Mac rubbed his chin. “Did you notice anything strange about the pictures in the Miller’s house?”

“Like what?”

“There are no other people in them. Not a single friend. No one. Every picture in that house is of Dena and/or Adam.”

“He said they don’t have any close family or friends.”

Mac shook his head. “She didn’t have a single family member? I’m not saying it’s not possible, just not probable. People who don’t have much family tend to have a few close friends.”

“Maybe she’s an introvert.”

“Maybe.” Mac nodded. “I also noticed from the photos that she’s an experienced hiker.”

“Adam says her neck injury kept her to short distances.”

Mac shrugged. “We’ve already established that they were less than honest with each other. She could be in better shape than he knows.”

“True.” Stella turned out of the development. “But you saw a naked woman four miles from her house in a storm. That seems quite a distance. And if Dena left her husband, wouldn’t she have gotten dressed first?”

Mac considered her argument. “Unless she was desperate and didn’t have time to grab clothes.”

“In which case, she wasn’t walking. She was running away. But that seems like a stretch.” Stella’s gut insisted that Dena had been violently taken from her home. But Mac was forcing her to see other possibilities.

“What now?” Mac asked.

“Now I go back to the station and fill out some paperwork.” Stella texted Brody the information on Adam’s alibi.

“Fun,” Mac teased.

“It’s exactly as exciting as it sounds.” She needed to update her files with today’s interviews, and she and Brody needed to compare notes. “Do you want me to drop you home?”

“Please. I need to head over to my brother’s house, where I will be tormented for shaving.”

“Siblings.” Stella grinned.

“Exactly.” Mac squinted out the window.

She drove out to Mac’s house.

“See you tomorrow.” His gaze dropped to her lips for a split second before he reached for the door handle, and she wondered if he wanted to kiss her.

Not professional.

But Mac seemed to bring out every inappropriate thought she could possibly have.

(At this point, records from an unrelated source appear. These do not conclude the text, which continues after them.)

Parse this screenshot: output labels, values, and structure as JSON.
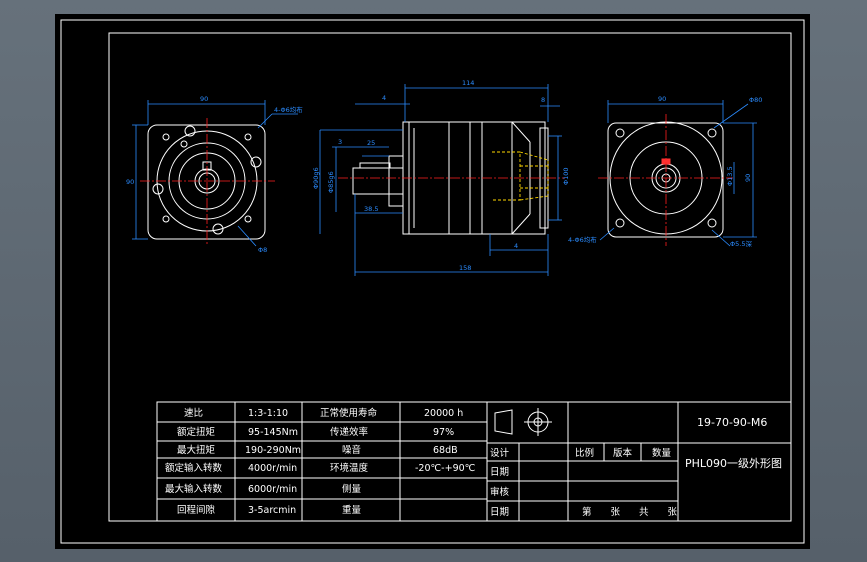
{
  "drawing": {
    "code": "19-70-90-M6",
    "name": "PHL090一级外形图"
  },
  "dimensions": {
    "left_width": "90",
    "left_holes": "4-Φ6均布",
    "left_height": "90",
    "left_dia": "Φ8",
    "mid_top_4": "4",
    "mid_top_114": "114",
    "mid_top_8": "8",
    "mid_3": "3",
    "mid_25": "25",
    "mid_dia_a": "Φ90g6",
    "mid_dia_b": "Φ85g6",
    "mid_dia_c": "Φ100",
    "mid_38": "38.5",
    "mid_4b": "4",
    "mid_total": "158",
    "right_width": "90",
    "right_dia_top": "Φ80",
    "right_pcd": "Φ13.5",
    "right_height": "90",
    "right_holes": "4-Φ6均布",
    "right_bottom": "Φ5.5深"
  },
  "specs": {
    "rows": [
      {
        "l1": "速比",
        "v1": "1:3-1:10",
        "l2": "正常使用寿命",
        "v2": "20000 h"
      },
      {
        "l1": "额定扭矩",
        "v1": "95-145Nm",
        "l2": "传递效率",
        "v2": "97%"
      },
      {
        "l1": "最大扭矩",
        "v1": "190-290Nm",
        "l2": "噪音",
        "v2": "68dB"
      },
      {
        "l1": "额定输入转数",
        "v1": "4000r/min",
        "l2": "环境温度",
        "v2": "-20℃-+90℃"
      },
      {
        "l1": "最大输入转数",
        "v1": "6000r/min",
        "l2": "侧量",
        "v2": ""
      },
      {
        "l1": "回程间隙",
        "v1": "3-5arcmin",
        "l2": "重量",
        "v2": ""
      }
    ]
  },
  "title_block": {
    "design": "设计",
    "date1": "日期",
    "review": "审核",
    "date2": "日期",
    "scale": "比例",
    "edition": "版本",
    "quantity": "数量",
    "sheets": "第  张  共  张"
  }
}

“Yes. Good night.” After he’d gotten out of the vehicle and disappeared inside his cabin, Stella turned the air-conditioning vents toward her face. She was halfway back to the police station when her cell buzzed. She picked it up. Gianna’s phone number was displayed on the screen.

“Hello,” Stella answered the call.

Gianna didn’t bother with niceties. “I was getting ready to go to my NA meeting tonight, and I remembered something I should have told you this morning. I saw this guy hanging around outside when I went into the last meeting.”

Stella grabbed for her notebook and pen. “Can you describe him?”

“About six feet tall,” Gianna said. “Thin, short hair.”

“Where did you see him?” Stella asked, excitement humming in her blood.

“Thursday night at the Catholic church.”

“Was he at any of the other meetings?”

“Not that I noticed.”

“Do you have a meeting schedule?” Stella asked.

“It’s posted on the local NA group website.” Gianna rattled off a web address.

Stella put the call on speaker and accessed the site on her smart phone. There were multiple meetings listed every day in the region, which covered the tri-county area. A recovering addict with a car could find a meeting every single day if that’s what he needed.